TodaysVerse.net
And the city lieth foursquare, and the length is as large as the breadth: and he measured the city with the reed , twelve thousand furlongs. The length and the breadth and the height of it are equal.
King James Version

Meaning

This verse comes from Revelation, the final book of the Bible, written by the apostle John while in exile around 90 AD. He is describing a vision of the 'New Jerusalem' — a glorious city that descends from heaven at the end of time, representing God's ultimate dwelling with humanity. The city is measured as a perfect cube: equal in length, width, and height, spanning 12,000 stadia in most manuscripts (roughly 1,400 miles). This detail is deeply intentional — the only other perfect cube in the entire Bible is the Holy of Holies, the innermost room of the ancient temple where God's presence dwelled and where only the high priest could enter, just once a year. The New Jerusalem is not merely a city; it is the ultimate sanctuary, meaning all of God's people will live permanently inside his presence.

Prayer

Father, some days the distance between where I am and where you are feels impossibly wide. Thank you for the promise that the story doesn't end there — that you are building a place where closeness with you is not a rare moment but the permanent reality. Help me live today with that ending in view. Amen.

Reflection

Think about the most peaceful place you've ever been — a coastline at dawn, a quiet room after everyone else has gone to sleep, a moment when you felt completely at home in your own skin. Now imagine that feeling amplified beyond what your mind can hold, and permanent. John's vision of the New Jerusalem isn't poetic decoration tacked onto the end of the Bible — it's a structural argument. The city is a perfect cube, the same shape as the Holy of Holies, the sacred inner room of the ancient temple where only the high priest could stand, trembling, in the presence of God. Once a year. One man. Now the whole city is that room. There is no restricted section anymore. No veil. No 'you can't come in here.' You may be in a stretch where God feels distant — where prayers seem to dissolve before they reach the ceiling and the Christian life feels more like obligation than wonder. This verse whispers something across the centuries: that distance is not the final word. The story ends with God saying, in effect, 'I want you right here, as close as it gets.' Whatever gap you feel today is temporary. The destination is a city shaped like a sanctuary — designed entirely around nearness.
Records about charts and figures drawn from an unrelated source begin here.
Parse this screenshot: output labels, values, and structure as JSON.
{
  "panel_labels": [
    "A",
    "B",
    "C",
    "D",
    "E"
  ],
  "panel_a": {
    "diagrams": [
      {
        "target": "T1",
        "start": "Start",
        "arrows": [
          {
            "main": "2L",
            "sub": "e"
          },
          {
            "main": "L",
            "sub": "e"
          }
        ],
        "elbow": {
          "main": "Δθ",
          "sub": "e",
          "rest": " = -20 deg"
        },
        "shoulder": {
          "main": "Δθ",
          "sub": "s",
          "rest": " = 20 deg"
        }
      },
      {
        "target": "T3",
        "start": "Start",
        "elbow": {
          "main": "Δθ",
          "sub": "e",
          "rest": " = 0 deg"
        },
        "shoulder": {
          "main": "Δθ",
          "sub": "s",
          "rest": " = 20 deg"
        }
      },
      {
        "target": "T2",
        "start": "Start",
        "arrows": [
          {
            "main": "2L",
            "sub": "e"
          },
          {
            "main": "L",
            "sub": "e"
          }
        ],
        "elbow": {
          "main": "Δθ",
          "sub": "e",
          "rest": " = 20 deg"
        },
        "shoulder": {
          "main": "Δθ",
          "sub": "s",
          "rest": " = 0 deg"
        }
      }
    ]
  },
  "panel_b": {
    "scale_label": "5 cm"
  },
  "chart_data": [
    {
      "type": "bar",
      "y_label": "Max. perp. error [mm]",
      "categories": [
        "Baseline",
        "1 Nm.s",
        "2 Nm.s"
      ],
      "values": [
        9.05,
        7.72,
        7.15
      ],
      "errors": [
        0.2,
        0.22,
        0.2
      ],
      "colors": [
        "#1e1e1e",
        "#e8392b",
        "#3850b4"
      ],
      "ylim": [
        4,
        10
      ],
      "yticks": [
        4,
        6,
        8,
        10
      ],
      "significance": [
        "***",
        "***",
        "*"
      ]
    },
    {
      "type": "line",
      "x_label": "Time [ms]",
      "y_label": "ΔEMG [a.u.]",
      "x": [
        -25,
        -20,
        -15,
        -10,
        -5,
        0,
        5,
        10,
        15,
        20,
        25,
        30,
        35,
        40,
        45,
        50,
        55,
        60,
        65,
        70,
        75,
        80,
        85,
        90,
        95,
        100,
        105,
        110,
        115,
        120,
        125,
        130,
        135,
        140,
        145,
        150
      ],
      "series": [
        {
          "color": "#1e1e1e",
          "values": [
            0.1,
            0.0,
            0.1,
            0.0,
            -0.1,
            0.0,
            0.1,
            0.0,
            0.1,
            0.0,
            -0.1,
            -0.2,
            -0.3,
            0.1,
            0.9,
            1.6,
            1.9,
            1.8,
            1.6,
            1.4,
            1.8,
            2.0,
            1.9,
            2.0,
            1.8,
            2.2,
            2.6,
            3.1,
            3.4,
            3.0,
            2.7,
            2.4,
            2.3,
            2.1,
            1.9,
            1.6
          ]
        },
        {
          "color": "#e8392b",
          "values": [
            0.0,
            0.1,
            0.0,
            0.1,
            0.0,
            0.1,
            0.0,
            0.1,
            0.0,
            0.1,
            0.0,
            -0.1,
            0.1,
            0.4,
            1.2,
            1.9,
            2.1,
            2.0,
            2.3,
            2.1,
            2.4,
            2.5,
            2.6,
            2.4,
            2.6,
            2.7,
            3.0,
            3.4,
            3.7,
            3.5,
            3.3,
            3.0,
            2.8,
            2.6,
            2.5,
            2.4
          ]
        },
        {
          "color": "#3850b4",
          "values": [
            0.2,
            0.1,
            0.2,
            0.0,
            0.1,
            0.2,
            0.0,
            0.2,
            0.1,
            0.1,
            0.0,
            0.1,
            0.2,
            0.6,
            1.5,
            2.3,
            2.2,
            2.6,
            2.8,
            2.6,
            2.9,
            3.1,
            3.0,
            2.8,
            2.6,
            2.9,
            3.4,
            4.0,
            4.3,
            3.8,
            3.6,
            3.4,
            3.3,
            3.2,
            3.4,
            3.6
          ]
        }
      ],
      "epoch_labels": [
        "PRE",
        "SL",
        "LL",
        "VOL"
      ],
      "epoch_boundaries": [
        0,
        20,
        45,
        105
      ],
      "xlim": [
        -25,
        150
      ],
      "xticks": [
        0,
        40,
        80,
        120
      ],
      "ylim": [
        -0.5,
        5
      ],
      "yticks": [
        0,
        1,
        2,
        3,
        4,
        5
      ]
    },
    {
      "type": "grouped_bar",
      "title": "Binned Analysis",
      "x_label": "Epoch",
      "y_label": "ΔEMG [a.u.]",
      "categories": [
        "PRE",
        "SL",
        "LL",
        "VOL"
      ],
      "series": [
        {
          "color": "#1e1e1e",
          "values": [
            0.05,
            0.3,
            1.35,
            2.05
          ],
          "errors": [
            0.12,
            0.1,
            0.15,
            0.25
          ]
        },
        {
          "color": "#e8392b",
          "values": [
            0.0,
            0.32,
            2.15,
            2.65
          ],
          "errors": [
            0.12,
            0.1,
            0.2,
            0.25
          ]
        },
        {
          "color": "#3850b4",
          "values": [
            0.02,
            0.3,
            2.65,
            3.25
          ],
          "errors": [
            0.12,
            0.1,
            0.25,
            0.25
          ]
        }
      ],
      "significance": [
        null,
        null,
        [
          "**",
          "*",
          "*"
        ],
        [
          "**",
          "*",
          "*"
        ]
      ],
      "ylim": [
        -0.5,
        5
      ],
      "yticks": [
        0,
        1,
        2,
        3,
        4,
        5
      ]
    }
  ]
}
Let that be the thing you carry into tomorrow.

Discussion Questions

1

What do you think John was trying to communicate by describing the New Jerusalem as a perfect cube — the same shape as the Holy of Holies in the ancient temple?

2

When in your life have you felt genuinely close to God? What conditions or circumstances made that possible?

3

Some people find it hard to hold onto hope in something they cannot see or verify. What makes believing in a future like this feel real or difficult for you personally?

4

If you truly believed the story ended with this kind of unobstructed closeness to God, how might that change the way you treat the people immediately around you?

5

What is one concrete practice — in prayer, silence, or worship — you could begin this week that reflects a desire for the kind of nearness this verse promises?